# Advice on lathe purchase. Delta 46-700



## SBG (Dec 8, 2009)

Used for $250, here is the sellers description:

"Delta variable speed wood lathe 12" over center, four foot length. Includes face plates, live center, drive spur, knock-out bar, ShopNotes maple stand with 2 drawers and sand box, and starter set of Craftsman turning tools"










Anyone have any comments or experience with this model?

Thanks in advance, 
Jim


----------



## Karson (May 9, 2006)

Nop experience with it but it seems like a reasonable price.


----------



## lew (Feb 13, 2008)

I have the 46-715 and appears to be a very near cousin. I've had it a couple of years and it is serving me well. It is a little noisy due to the way the variable speed belt system works. The only problem I have had is the On/Off switch has failed three times. I replaced it once and have used the old switch to repair the new one twice. The -715 version has the power switch located above the head stock. It is equipped with an extra large OFF safety device which apparently exerts uneven pressure on the switch causing it to break internally.


----------



## Padre (Nov 5, 2008)

I think it would be worth looking at, and see if the seller will take $200. THAT would be a great deal. It also depends on what you want to do with it.
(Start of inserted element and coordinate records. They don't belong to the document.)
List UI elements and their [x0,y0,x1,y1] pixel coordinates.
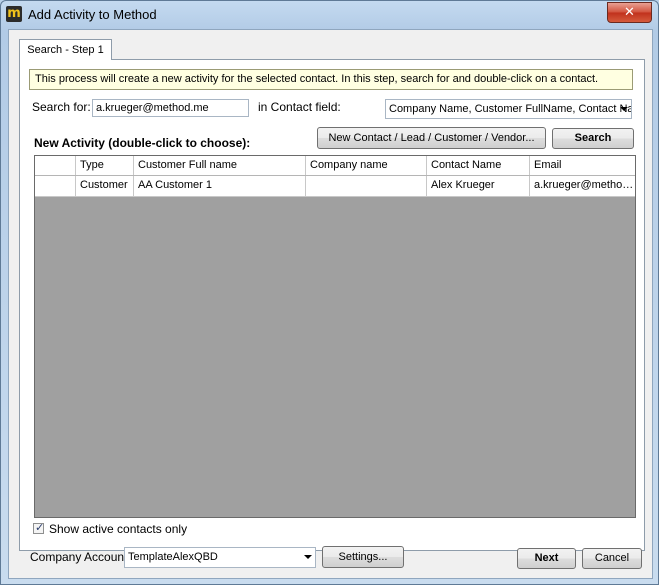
search-for-label: Search for: [32,100,91,114]
cell-company-name[interactable] [306,176,427,196]
cell-customer-full-name[interactable]: AA Customer 1 [134,176,306,196]
dialog-window: m Add Activity to Method ✕ Search - Step… [0,0,659,585]
row-header-corner [35,156,76,175]
search-input[interactable] [92,99,249,117]
grid-header: Type Customer Full name Company name Con… [35,156,635,176]
company-account-selected: TemplateAlexQBD [128,551,218,563]
company-account-dropdown[interactable]: TemplateAlexQBD [124,547,316,568]
cancel-button[interactable]: Cancel [582,548,642,569]
contact-field-dropdown[interactable]: Company Name, Customer FullName, Contact… [385,99,632,119]
title-bar[interactable]: m Add Activity to Method ✕ [1,1,658,29]
column-header-contact-name[interactable]: Contact Name [427,156,530,175]
results-grid[interactable]: Type Customer Full name Company name Con… [34,155,636,518]
column-header-email[interactable]: Email [530,156,635,175]
row-header[interactable] [35,176,76,196]
next-button[interactable]: Next [517,548,576,569]
show-active-label: Show active contacts only [49,522,188,536]
info-banner: This process will create a new activity … [29,69,633,90]
dialog-client-area: Search - Step 1 This process will create… [8,29,653,579]
column-header-company-name[interactable]: Company name [306,156,427,175]
tab-search-step-1[interactable]: Search - Step 1 [19,39,112,60]
window-title: Add Activity to Method [28,7,157,22]
close-button[interactable]: ✕ [607,2,652,23]
settings-button[interactable]: Settings... [322,546,404,568]
close-icon: ✕ [624,4,635,19]
contact-field-selected: Company Name, Customer FullName, Contact… [389,103,631,115]
chevron-down-icon [304,555,312,559]
column-header-customer-full-name[interactable]: Customer Full name [134,156,306,175]
cell-type[interactable]: Customer [76,176,134,196]
method-app-icon: m [6,6,22,22]
new-contact-button[interactable]: New Contact / Lead / Customer / Vendor..… [317,127,546,149]
column-header-type[interactable]: Type [76,156,134,175]
table-row[interactable]: Customer AA Customer 1 Alex Krueger a.kr… [35,176,635,197]
grid-caption: New Activity (double-click to choose): [34,136,251,150]
checkmark-icon: ✓ [35,522,45,534]
cell-email[interactable]: a.krueger@method.me [530,176,635,196]
show-active-checkbox[interactable]: ✓ [33,522,45,534]
company-account-label: Company Account [30,550,128,564]
cell-contact-name[interactable]: Alex Krueger [427,176,530,196]
chevron-down-icon [620,107,628,111]
contact-field-label: in Contact field: [258,100,341,114]
search-button[interactable]: Search [552,128,634,149]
Make sure the bearing sound good, no rattles or groans and moans.


----------



## cabinetmaster (Aug 28, 2008)

I too have the 46-715 and it has been a good one for me. Turned a lot of legs and bowls on over the past 3 years. I replaced my switch with a standard switch after mine broke as stated above.


----------



## SBG (Dec 8, 2009)

Thanks for the info guys.

Jim


----------



## jeffthewoodwacker (Dec 26, 2007)

Before you purchase it bring the tail stock up to the head stock and see if the drive center and the tail center line up. If they don't walk away from the deal. Take a look at the belt and see if it is worn. The bearings on this lathe have a tendency to wear out after hard use.


----------



## SBG (Dec 8, 2009)

Great info Jeff, thanks.


----------



## Jim Jakosh (Nov 24, 2009)

If you line up the centers in the head and tail and they are off vertically, I would pass it up. If they are off horizontally, it may be from the play in the ways. These are not metal lathes riding on ways so they have some slop and that trasfers to alignment of the centers. if you can pull or push the tailstock to align the centers, then you can get away with using it if you do that each time you load a piece in it. I have a Craftsman lathe and I have to pull my tail stock forward and then it lines up. See what you think after you try that.


----------



## blyther (Nov 19, 2009)

Just saw this and had to put in my 2 cents. I know this is a bit tardy but I hope you bought this lathe. I have one but not vspeed. Its a charm and I'm sure you would love it with V speed, not to mention all the extras.
Buy the thing if you haven't already!!!


----------